# IOS 8 safari double post issue



## jonny jeez (21 Dec 2014)

Hi Shaun, just upgraded my iPad opsys to IOS8...since then when posting via my safari browser I get a failed post, which presents the "post reply" button again...then on second attempt get a double post.

Deleting the second post throws me off the forum page, when I return I see the delet has worked.


----------



## jonny jeez (21 Dec 2014)

Hi Shaun, just upgraded my iPad opsys to IOS8...since then when posting via my safari browser I get a failed post, which presents the "post reply" button again...then on second attempt get a double post.

Deleting the second post throws me off the forum page, when I return I see the delet has worked.


----------



## jonny jeez (21 Dec 2014)

Seems the issues is compounded when creating posts....each of the below "failed" ...but obviously didn't....I couldn't tell until I closed the browser and re opened the cc page and saw the below.

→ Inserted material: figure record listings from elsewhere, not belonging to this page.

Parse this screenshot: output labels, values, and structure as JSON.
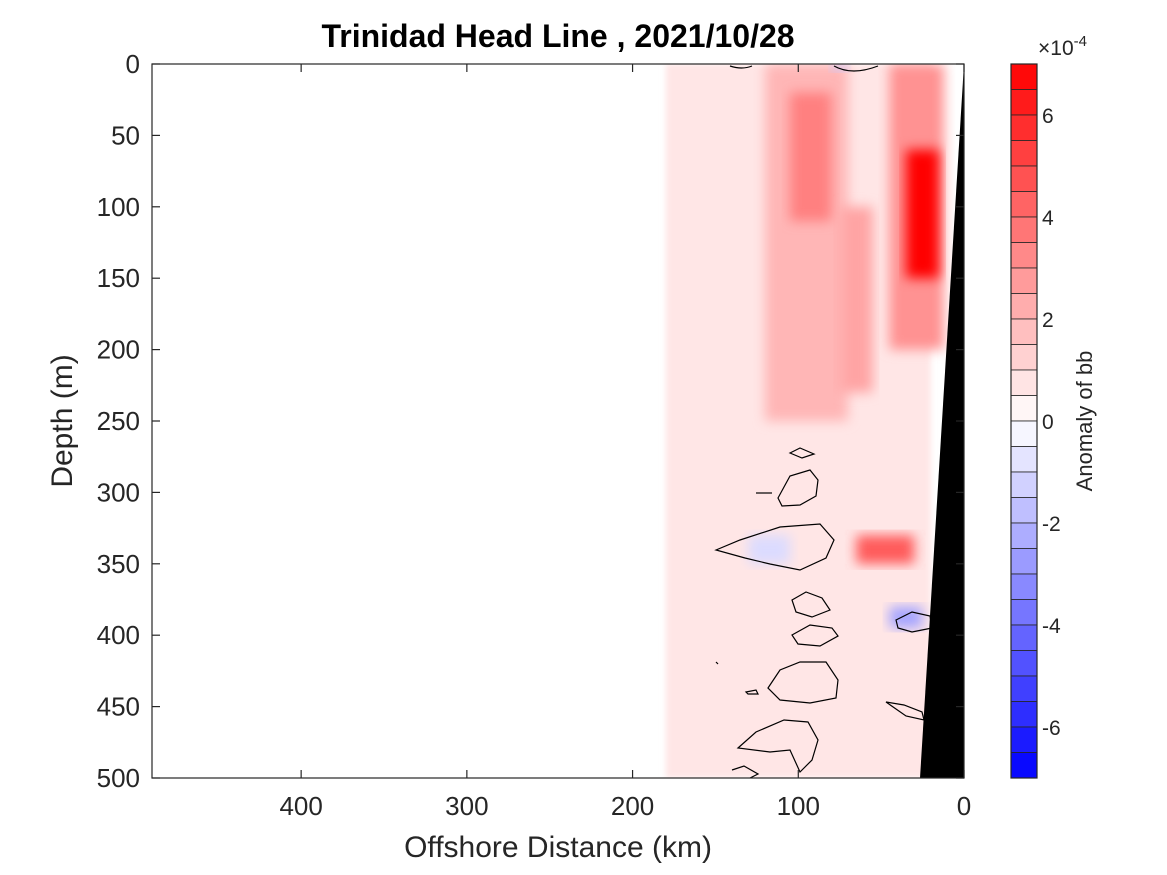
{
  "chart_data": {
    "type": "heatmap",
    "title": "Trinidad Head Line , 2021/10/28",
    "xlabel": "Offshore Distance (km)",
    "ylabel": "Depth (m)",
    "xlim": [
      490,
      0
    ],
    "ylim": [
      0,
      500
    ],
    "x_reversed": true,
    "y_reversed": true,
    "x_ticks": [
      400,
      300,
      200,
      100,
      0
    ],
    "y_ticks": [
      0,
      50,
      100,
      150,
      200,
      250,
      300,
      350,
      400,
      450,
      500
    ],
    "colorbar": {
      "label": "Anomaly of bb",
      "exponent_label": "×10",
      "exponent_power": "-4",
      "clim": [
        -7,
        7
      ],
      "ticks": [
        -6,
        -4,
        -2,
        0,
        2,
        4,
        6
      ],
      "levels": 28,
      "colors": {
        "negative": "#0000ff",
        "zero": "#ffffff",
        "positive": "#ff0000"
      }
    },
    "fields": [
      {
        "distance_km": [
          180,
          20
        ],
        "depth_m": [
          0,
          500
        ],
        "anomaly": 0.7
      },
      {
        "distance_km": [
          120,
          70
        ],
        "depth_m": [
          0,
          250
        ],
        "anomaly": 2.0
      },
      {
        "distance_km": [
          105,
          80
        ],
        "depth_m": [
          20,
          110
        ],
        "anomaly": 3.5
      },
      {
        "distance_km": [
          45,
          12
        ],
        "depth_m": [
          0,
          200
        ],
        "anomaly": 3.0
      },
      {
        "distance_km": [
          35,
          15
        ],
        "depth_m": [
          60,
          150
        ],
        "anomaly": 7.0
      },
      {
        "distance_km": [
          75,
          55
        ],
        "depth_m": [
          100,
          230
        ],
        "anomaly": 2.5
      },
      {
        "distance_km": [
          65,
          30
        ],
        "depth_m": [
          330,
          350
        ],
        "anomaly": 4.5
      },
      {
        "distance_km": [
          45,
          25
        ],
        "depth_m": [
          380,
          395
        ],
        "anomaly": -2.5
      },
      {
        "distance_km": [
          130,
          105
        ],
        "depth_m": [
          330,
          350
        ],
        "anomaly": -1.0
      },
      {
        "distance_km": [
          80,
          70
        ],
        "depth_m": [
          0,
          5
        ],
        "anomaly": -1.5
      }
    ],
    "bathymetry_color": "#000000"
  }
}
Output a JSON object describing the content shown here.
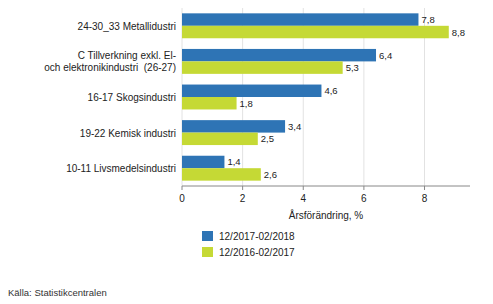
{
  "chart_data": {
    "type": "bar",
    "orientation": "horizontal",
    "categories": [
      "10-11 Livsmedelsindustri",
      "19-22 Kemisk industri",
      "16-17 Skogsindustri",
      "C Tillverkning exkl. El-\noch elektronikindustri  (26-27)",
      "24-30_33 Metallidustri"
    ],
    "series": [
      {
        "name": "12/2017-02/2018",
        "color": "#2E74B5",
        "values": [
          1.4,
          3.4,
          4.6,
          6.4,
          7.8
        ],
        "value_labels": [
          "1,4",
          "3,4",
          "4,6",
          "6,4",
          "7,8"
        ]
      },
      {
        "name": "12/2016-02/2017",
        "color": "#C5D935",
        "values": [
          2.6,
          2.5,
          1.8,
          5.3,
          8.8
        ],
        "value_labels": [
          "2,6",
          "2,5",
          "1,8",
          "5,3",
          "8,8"
        ]
      }
    ],
    "xlabel": "Årsförändring, %",
    "xlim": [
      0,
      9.5
    ],
    "xticks": [
      0,
      2,
      4,
      6,
      8
    ],
    "grid": true,
    "data_labels": true,
    "legend": "bottom",
    "source": "Källa: Statistikcentralen"
  }
}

Apologies for the triple thread and ultimately the double reply that is about to happen.


----------



## jonny jeez (21 Dec 2014)

Seems the issues is compounded when creating posts....each of the below "failed" ...but obviously didn't....I couldn't tell until I closed the browser and re opened the cc page and saw the below.

Apologies for the triple thread and ultimately the double reply that is about to happen.


----------



## summerdays (21 Dec 2014)

It's not connected to IOS8 as I get it on IOS7 too.


----------



## jonny jeez (21 Dec 2014)

Yup...just seen the other posts....Christmas gremlins.

Also the " your content" feature returns a negative "page not working" result.


----------



## the_mikey (21 Dec 2014)

I'm experiencing the same problem on Android using Opera and Chrome and on Windows using chrome also. 

I avoid the double post by simply reloading the page after posting (although there are no clues to prove that a message has been posted until the page is reloaded).


----------



## Spinney (21 Dec 2014)

Lots of people are - Shaun has other things on at the moment, so I suspect we will have to just put up with it until he can kick the relevant box...

Thanks for reporting though.

Sometimes hitting refresh when you get the failure screen (rather than hitting reply again) often works.


----------



## zimzum42 (21 Dec 2014)

Happening to me too with Safari on iOS 10.6.8


----------



## Shaun (21 Dec 2014)

At a family birthday party, but one of the mods emailed and I've restarted a couple of the server apps so will hopefully sort!


----------



## jefmcg (21 Dec 2014)

seems to have fixed it. In fact, I had a single posting that disappeared a few minutes ago.

It reappeared in the draft box on the thread, so I just had to hit "Post Reply" again.

Edit: yup, seems to be behaving itself. Thanks @Shaun and happy Christmas.


----------



## jonny jeez (21 Dec 2014)

Shaun said:


> At a family birthday party, but one of the mods emailed and I've restarted a couple of the server apps so will hopefully sort!


And this is exactly what I adore about cyclechat.

Can anyone imagine getting a post like that from zukerberg...hope the party went well, thanks for sorting


----------